L'étude a également mis en évidence une distinction cruciale entre les modèles. Les quatre modèles ayant réussi étaient tous des systèmes à code source fermé, ce qui signifie que leurs processus internes ne sont pas publics, tandis que de nombreux modèles en code source ouvert ont échoué à suivre les instructions complexes. Cela suggère que la capacité à générer du code sécurisé dépend fortement de la manière dont le modèle a été entraîné et des capacités spécifiques qu'il a développées lors de cet entraînement, plutôt que de la simple taille de sa mémoire ou du nombre de ses paramètres. Les chercheurs ont constaté que les modèles qui ont réussi étaient capables d'analyser les instructions multicouches, de comprendre la différence entre les règles obligatoires et les pratiques recommandées, et de les appliquer de manière cohérente à travers le code. Les modèles qui ont échoué, même ceux ayant obtenu de bons scores lors d'autres tests de codage, n'ont tout simplement pas pu maintenir les multiples contraintes nécessaires à la construction d'un système sécurisé.
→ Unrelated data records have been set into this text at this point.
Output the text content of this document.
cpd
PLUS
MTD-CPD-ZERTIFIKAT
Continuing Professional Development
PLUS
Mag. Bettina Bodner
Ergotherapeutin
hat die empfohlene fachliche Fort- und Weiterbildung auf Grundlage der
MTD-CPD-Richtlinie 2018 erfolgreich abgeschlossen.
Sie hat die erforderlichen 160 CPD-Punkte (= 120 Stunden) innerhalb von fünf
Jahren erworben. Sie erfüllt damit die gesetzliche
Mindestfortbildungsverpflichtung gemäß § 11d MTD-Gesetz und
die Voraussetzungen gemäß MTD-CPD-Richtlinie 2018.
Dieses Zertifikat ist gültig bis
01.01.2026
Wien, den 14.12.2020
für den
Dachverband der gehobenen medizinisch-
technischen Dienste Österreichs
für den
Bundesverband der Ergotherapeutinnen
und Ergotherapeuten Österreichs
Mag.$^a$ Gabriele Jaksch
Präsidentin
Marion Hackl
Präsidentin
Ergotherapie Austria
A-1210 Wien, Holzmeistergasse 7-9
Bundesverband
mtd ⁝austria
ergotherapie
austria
Ce travail remet en question la manière dont l'industrie gère actuellement la sécurité. Traditionnellement, les experts en sécurité attendent que le code soit écrit pour ensuite l'analyser afin de trouver et de corriger les erreurs, un processus connu sous le nom de détection. Les chercheurs soutiennent que pour le code généré par l'IA, cette approche est insuffisante car les failles sont introduites au moment même où le code est créé. Au lieu de cela, ils proposent une méthode de prévention, où les exigences de sécurité sont intégrées au processus de génération lui-même. En intégrant les règles de sécurité directement dans les instructions données à l'IA, les organisations peuvent garantir que le code est sécurisé dès le départ. Cette approche ne nécessite pas de réentraîner les modèles d'IA ni de changer leur architecture sous-jacente ; elle nécessite seulement un changement dans la façon dont les humains leur parlent. L'étude conclut que, bien que les assistants de codage par IA soient très prometteurs, on ne peut pas leur faire confiance pour générer des infrastructures sécurisées sans une orientation claire et explicite. Avec les bons prompts, cependant, ils peuvent produire un code qui est non seulement fonctionnel, mais aussi plus sûr que ce que produisent beaucoup de développeurs humains aujourd'hui.